UC Riverside-led research team’s model to explain photosynthesis lays out the next challenging phase of research on how green plants transform light energy into chemical energy

UC Riverside-led research team’s model to explain photosynthesis lays out the next challenging phase of research on how green plants transform light energy into chemical energy. Credits: Gabor lab, UC Riverside

When sunlight shining on a leaf changes rapidly, plants must protect themselves from the ensuing sudden surges of solar energy. To cope with these changes, photosynthetic organisms — from plants to bacteria — have developed numerous tactics. Scientists have been unable, however, to identify the underlying design principle.
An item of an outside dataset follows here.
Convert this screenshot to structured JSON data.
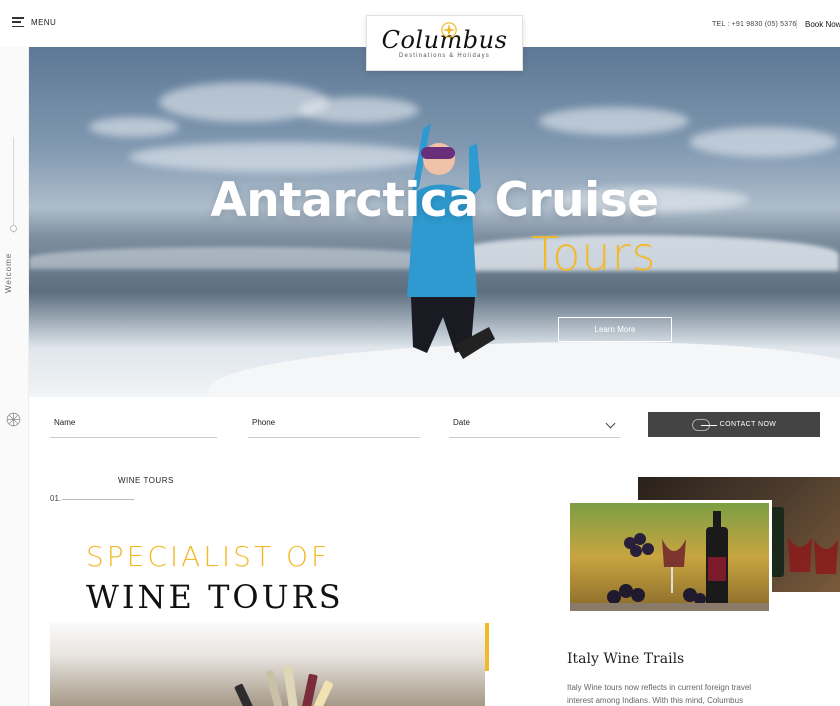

An international team of scientists, led by physicist Nathaniel M. Gabor at the University of California, Riverside, has now constructed a model that reproduces a general feature of photosynthetic light harvesting, observed across many photosynthetic organisms.
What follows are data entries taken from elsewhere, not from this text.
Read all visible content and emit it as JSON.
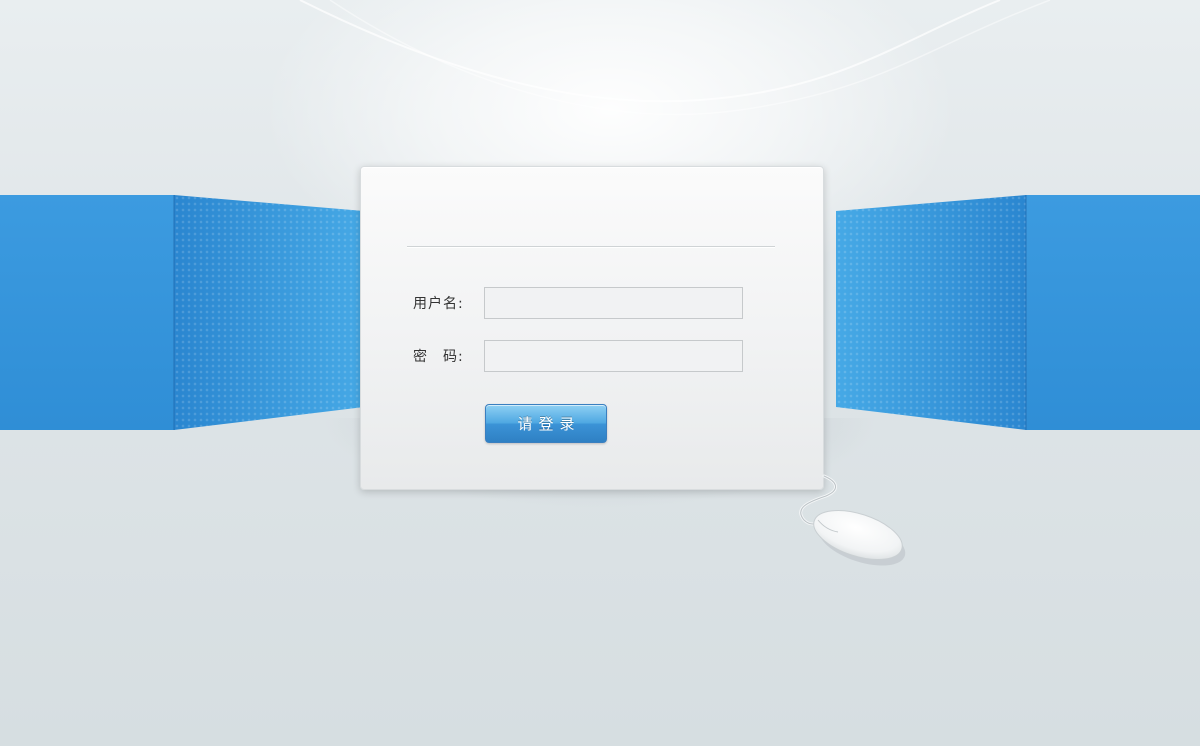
{
  "login_form": {
    "username_label": "用户名:",
    "username_value": "",
    "password_label": "密　码:",
    "password_value": "",
    "submit_label": "请登录"
  },
  "colors": {
    "wall_blue": "#3b96dc",
    "button_blue": "#4fa8e2",
    "background": "#dfe5e8"
  },
  "decorations": {
    "mouse_icon": "computer-mouse-icon"
  }
}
Nathaniel Gabor is an associate professor of physics at UC Riverside. Credits: CIFAR

Light harvesting is the collection of solar energy by protein-bound chlorophyll molecules. In photosynthesis — the process by which green plants and some other organisms use sunlight to synthesize foods from carbon dioxide and water — light energy harvesting begins with sunlight absorption.

The researchers’ model borrows ideas from the science of complex networks, a field of study that explores efficient operation in cellphone networks, brains, and the power grid. The model describes a simple network that is able to input light of two different colors, yet output a steady rate of solar power. This unusual choice of only two inputs has remarkable consequences.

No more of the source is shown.